I’ll never forget the day several years ago when Google AdSense first appeared on nzherald.co.nz.

One of our news stories that day was about a near-fatal shark attack in Australia. As soon as we switched on AdSense, pages carrying the shark attack story sprouted ads for cage-diving operators offering “swim with the sharks” experiences. If memory serves, we asked Google to bar those ads for a few days, and hoped we hadn’t offended too many readers.

You’ve probably seen or heard about other examples of bizarre and inappropriate context-based advertising.

One recent case involves the British website GoneTooSoon.co.uk, where people post condolence messages.
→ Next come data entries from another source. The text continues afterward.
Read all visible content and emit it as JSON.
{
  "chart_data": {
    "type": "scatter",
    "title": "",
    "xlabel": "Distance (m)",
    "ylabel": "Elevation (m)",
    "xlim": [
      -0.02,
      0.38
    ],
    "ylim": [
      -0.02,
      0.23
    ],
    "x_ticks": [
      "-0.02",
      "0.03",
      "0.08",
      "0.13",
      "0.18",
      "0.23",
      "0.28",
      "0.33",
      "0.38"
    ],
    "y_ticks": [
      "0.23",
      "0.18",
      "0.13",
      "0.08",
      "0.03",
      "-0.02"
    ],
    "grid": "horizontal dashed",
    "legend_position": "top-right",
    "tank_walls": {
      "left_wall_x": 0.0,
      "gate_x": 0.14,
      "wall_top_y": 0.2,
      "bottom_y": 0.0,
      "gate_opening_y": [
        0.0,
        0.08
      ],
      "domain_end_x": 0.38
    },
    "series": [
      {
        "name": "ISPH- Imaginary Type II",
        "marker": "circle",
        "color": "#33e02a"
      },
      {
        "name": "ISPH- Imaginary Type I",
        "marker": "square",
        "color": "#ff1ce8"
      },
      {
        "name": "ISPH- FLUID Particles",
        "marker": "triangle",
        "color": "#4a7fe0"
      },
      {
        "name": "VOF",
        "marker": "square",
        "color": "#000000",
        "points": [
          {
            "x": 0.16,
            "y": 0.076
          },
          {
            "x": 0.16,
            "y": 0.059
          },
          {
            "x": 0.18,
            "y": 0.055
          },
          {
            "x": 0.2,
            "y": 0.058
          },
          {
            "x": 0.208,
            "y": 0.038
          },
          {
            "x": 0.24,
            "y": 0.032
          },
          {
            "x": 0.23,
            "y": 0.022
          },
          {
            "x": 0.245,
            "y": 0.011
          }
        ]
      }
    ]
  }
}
Everything was going fine, until the webmaster decided he needed to earn some money and installed AdSense.

The tribute page for someone killed in a motorcycle accident began carrying ads for motorcycles. Even more offensive was an ad spotted by a user of the site, who wrote:

“Can you really trust a site which posts an advert of [the murderer] Ian Huntley’s biography – not only on my beautiful friend Ian’s site, but on a website that also has a memorial for [Huntley’s victims] Holly Wells and Jessica Chapman?”

Outraged, visitors to the site began removing their tributes and vowing never to return.

Following the uproar, the ads were removed. The site is soliciting donations to keep it free to access.